The U.S. presidential delegation to the inauguration was headed by Kimberly A. Reed, the president of the Export-Import Bank. The other members of the delegation included Bonnie Glick, deputy administrator of the U.S. Agency for International Development, Andrew Olmem, deputy assistant to the president for economic policy, Jessica Lapenn, the charge d’affaires at the U.S. embassy in Pretoria, and Cyril Sartor, the senior director for African affairs at the National Security Council.
More than two years into the Trump administration, there is still no U.S. ambassador to South Africa. Hence, the embassy is headed by a charge. According to the White House statement, no member of Congress was included in the delegation, nor were any business people. In the past, the presidential delegation to South African inaugurations have included prominent figures, such as First Lady Hillary Clinton in 1994 and Attorney General Janet Reno in 1999, though no delegation was sent to the discredited Jacob Zuma’s inauguration in 2014.

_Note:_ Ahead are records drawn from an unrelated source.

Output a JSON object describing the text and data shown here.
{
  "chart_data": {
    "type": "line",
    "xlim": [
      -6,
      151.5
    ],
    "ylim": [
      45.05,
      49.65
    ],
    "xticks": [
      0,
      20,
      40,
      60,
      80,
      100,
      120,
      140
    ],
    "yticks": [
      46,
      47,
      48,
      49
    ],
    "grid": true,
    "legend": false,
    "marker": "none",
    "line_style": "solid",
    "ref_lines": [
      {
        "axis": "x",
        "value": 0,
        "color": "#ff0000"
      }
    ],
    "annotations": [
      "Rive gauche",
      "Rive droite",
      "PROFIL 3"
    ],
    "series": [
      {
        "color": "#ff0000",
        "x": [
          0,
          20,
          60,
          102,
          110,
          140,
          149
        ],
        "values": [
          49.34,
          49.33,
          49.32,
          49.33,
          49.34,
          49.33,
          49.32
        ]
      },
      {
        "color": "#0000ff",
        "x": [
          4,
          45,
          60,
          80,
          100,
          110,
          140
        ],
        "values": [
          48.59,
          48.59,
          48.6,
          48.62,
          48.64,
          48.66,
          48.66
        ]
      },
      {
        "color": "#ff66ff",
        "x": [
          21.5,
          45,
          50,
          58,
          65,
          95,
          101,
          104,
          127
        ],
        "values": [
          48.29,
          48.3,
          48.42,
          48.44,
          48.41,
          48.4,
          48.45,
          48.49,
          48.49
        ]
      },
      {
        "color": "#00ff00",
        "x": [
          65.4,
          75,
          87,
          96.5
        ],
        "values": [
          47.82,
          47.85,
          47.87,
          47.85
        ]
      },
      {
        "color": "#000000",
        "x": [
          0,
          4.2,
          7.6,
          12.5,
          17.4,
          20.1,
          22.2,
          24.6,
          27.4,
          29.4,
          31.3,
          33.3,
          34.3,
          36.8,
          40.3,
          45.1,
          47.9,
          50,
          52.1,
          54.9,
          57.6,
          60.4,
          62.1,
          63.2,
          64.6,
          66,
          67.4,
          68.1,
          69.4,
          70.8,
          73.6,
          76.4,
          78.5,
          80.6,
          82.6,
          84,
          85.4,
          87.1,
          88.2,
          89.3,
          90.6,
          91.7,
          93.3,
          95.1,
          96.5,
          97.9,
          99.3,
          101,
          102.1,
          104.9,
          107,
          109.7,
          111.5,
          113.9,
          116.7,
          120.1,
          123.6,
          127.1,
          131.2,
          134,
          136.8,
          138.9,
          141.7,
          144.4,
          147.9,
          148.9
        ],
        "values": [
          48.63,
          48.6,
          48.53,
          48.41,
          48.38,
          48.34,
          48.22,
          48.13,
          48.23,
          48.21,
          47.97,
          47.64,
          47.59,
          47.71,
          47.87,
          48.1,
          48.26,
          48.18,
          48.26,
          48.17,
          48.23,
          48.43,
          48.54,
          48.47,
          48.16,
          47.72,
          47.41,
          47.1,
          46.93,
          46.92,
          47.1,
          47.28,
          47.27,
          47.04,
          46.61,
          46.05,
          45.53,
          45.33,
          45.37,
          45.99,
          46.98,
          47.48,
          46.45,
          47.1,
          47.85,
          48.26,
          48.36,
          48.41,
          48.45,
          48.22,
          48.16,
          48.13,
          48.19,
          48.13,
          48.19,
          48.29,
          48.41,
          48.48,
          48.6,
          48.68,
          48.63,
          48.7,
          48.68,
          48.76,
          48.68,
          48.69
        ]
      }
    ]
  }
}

But this year’s presidential delegation was workman-like. All of its members would be directly involved in building the U.S.-South Africa bilateral relationship. There also may have been a trade and investment tilt to the delegation. If so, that would be appropriate. Attracting foreign investments had been one of Ramaphosa’s principal goals since he became president in early 2018. Even if the political and security dimensions of the bilateral relationship over the past decade have been frosty, the economic relationship has continued to develop.